Latinx Heritage Month: Shedding light on hidden narratives
To honor Latinx Heritage Month 2022, we asked Latinx members of the UC Berkeley School of Public Health community what the month means to them. We will be posting the responses throughout the month, which ends October 15, 2022.
Today, we feature Bilingual Public Education Specialist and MPH Student Joel Rubio.
I change myself, I change the world.Gloria Anzaldúa
Joel Rubio always felt stuck between cultures growing up in the U.S. with Mexican-born parents.
“Growing up, I felt neither American nor Latinx/e, as if I did not belong anywhere nor was bound to any culture,” says Rubio.
“Throughout my school-aged years, I was further conflicted on what it meant to be Latinx/e and what it meant to me. I was taught American history through a white male-dominated perspective, despite U.S. history having complicated roots embedded with Latinx/e heritage.
It wasn’t until he was an undergraduate here at UC Berkeley that Rubio found a way to process his experience.

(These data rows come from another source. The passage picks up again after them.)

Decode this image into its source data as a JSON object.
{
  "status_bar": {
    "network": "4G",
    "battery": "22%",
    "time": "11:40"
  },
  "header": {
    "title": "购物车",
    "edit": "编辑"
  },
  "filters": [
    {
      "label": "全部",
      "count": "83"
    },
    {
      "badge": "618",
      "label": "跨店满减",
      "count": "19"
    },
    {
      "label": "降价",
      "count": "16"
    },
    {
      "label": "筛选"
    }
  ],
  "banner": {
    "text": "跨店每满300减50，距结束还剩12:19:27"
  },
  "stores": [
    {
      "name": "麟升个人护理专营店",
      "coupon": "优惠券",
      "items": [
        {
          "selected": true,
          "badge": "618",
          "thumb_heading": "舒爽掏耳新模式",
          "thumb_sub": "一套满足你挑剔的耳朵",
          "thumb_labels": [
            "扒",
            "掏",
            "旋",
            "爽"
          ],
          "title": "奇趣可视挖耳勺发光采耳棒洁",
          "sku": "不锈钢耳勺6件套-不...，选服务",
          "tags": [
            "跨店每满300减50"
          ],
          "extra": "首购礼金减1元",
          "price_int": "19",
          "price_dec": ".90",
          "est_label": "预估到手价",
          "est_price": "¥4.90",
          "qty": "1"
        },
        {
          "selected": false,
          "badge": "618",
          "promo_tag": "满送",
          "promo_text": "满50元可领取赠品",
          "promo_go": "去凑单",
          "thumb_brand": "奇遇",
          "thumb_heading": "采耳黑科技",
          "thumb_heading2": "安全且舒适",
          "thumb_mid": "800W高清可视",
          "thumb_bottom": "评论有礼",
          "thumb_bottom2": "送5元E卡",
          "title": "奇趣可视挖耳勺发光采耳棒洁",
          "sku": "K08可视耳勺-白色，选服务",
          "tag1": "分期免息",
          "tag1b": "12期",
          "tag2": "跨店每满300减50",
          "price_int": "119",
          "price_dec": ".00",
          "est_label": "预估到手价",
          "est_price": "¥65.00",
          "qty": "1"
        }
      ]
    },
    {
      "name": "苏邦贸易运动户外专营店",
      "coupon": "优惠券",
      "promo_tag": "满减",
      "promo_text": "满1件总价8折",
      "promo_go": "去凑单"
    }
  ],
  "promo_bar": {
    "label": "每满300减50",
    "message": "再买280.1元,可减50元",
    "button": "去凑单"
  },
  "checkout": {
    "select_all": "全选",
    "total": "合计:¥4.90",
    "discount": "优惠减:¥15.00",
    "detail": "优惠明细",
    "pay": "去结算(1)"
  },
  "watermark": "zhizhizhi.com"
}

In Professor Pablo Gonzalez’s class Chicano Studies 150B, History of the Southwest: Mexican-United States War to Present, Rubio “began to understand the meaning of my Latinx/e heritage,” he says.
“I analyzed texts ranging from poems, anecdotes, and textbooks written from various perspectives representing the Latinx/e community in the U.S., such as the feminist, LGBTQ+, and incarcerated communities. These texts were also known as hidden transcripts: Narratives, stories, and archives that have been and continue to be ignored, silenced, and destroyed,” Rubio explained. “Therefore, Latinx/e Heritage Month means to me shedding light on these hidden narratives from communities that are often left out of the conversation.”
Rubio finds ways to celebrate his heritage through food and ofrendas.
“Every year I celebrate my heritage and ancestry by creating an altar, or ofrenda, to remind myself to keep grounded and connected. By gathering meaningful objects…, we can create our own sacred safe space.”